There are issues to take with the phrase. From a politics perspective it was a term coined by the other side. And the phrase isn’t to everyone’s taste, with a criticism being that it doesn’t actually make any sense.
In some ways it doesn’t matter what it’s called. The problems it is trying to tackle, which have been around for a very long time remain whatever slogan the policy is given.
But if the name were to be changed, it would spark another round of arguments about how it should be defined. Instead of doing something about the problem, it would set the mission right back to square one. As a reminder, it took over two years for the Conservatives to define what they actually meant by levelling up.
So pragmatism is actually really important here, and thankfully that seems to have won the day.
But the biggest takeaway is not that Labour have adopted the term levelling up, but that they’ve broadly endorsed the diagnosis in the Levelling Up White Paper (Rayner and Starmer saying that ‘much of the analysis in it was good’). This hopefully means that, should they win the election, they will set about trying to fix the problem, building on the work so far, rather than starting all over again. And this would be a far better outcome for the UK economy.
A second significant point about the piece is that it has the potential prime minister’s backing. The delivery of levelling up cannot be done by the levelling up department alone. Instead, it requires a mission approach with buy-in from across government. Levelling up secretary Michael Gove recognised this, and emphasised it in the white paper. The lack of progress raises questions about how successful he has been in achieving it.
The attack by Labour today on Sunak underlines this requirement. They claim that, as chancellor, Sunak did not believe in levelling up (Boris Johnson said the same). This shows the importance of not just having the leader’s backing, but having the chancellor’s backing too, if the project is to be a success. There’s no reason to suspect that Rachel Reeves isn’t aligned but her buy-in will have a big influence on the scale of backing levelling up is given.
A final significant point is the intention to require places with mayors to come up with local growth plans. In principle this is a good idea. It isn’t though the first time that local areas have been asked to do this – we’ve had Strategic Economic Plans and Local Industrial Strategies since 2010. They all took a lot of time to do. And despite asking for them, central government paid little attention to what was produced (many local industrial strategies never even saw the light of day due to the change in prime ministers). As we’ll set out in a paper we’ll publish in April, this does nothing for incentives (which ultimately dictate results).
So if such plans are going to work this time, the following needs to happen: national government will need to be explicit about its strategy so it’s clear what the local plan is playing in to; it will need to be clear what a local plan will unlock in terms of resources; and it will need to be credible – local areas will need to be persuaded that the plans won’t be junked when national politics changes, so making the time, effort and cash put into writing one worth the bother.

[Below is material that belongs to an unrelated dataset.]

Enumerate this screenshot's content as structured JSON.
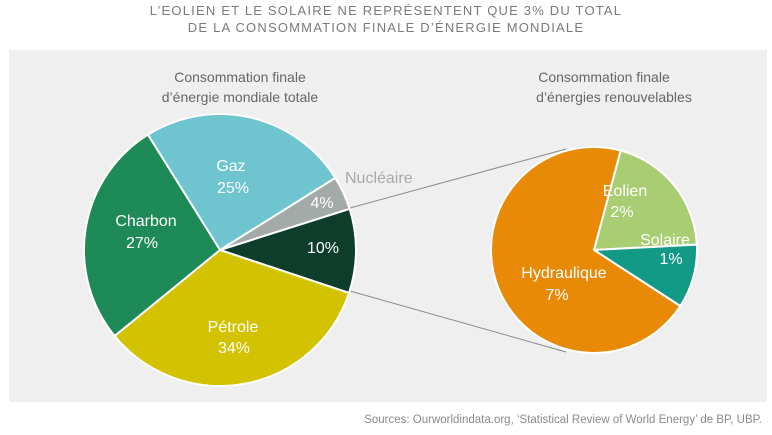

The good news at least for places is that all their previous work shouldn’t be lost. If they were actually long-term plans, then the previous versions they have written should be as relevant today (with some tweaks) as they were the day they were finished. It will be revealing in itself which places feel the need to rewrite their plans.
Labour’s explicit backing of levelling up has been a long time coming. While the approach set out in the white paper wasn’t perfect, it was pretty good. It appears that pragmatism has won out over politics. And this is a good thing if we are going to narrow decades-long gaps across different parts of the country.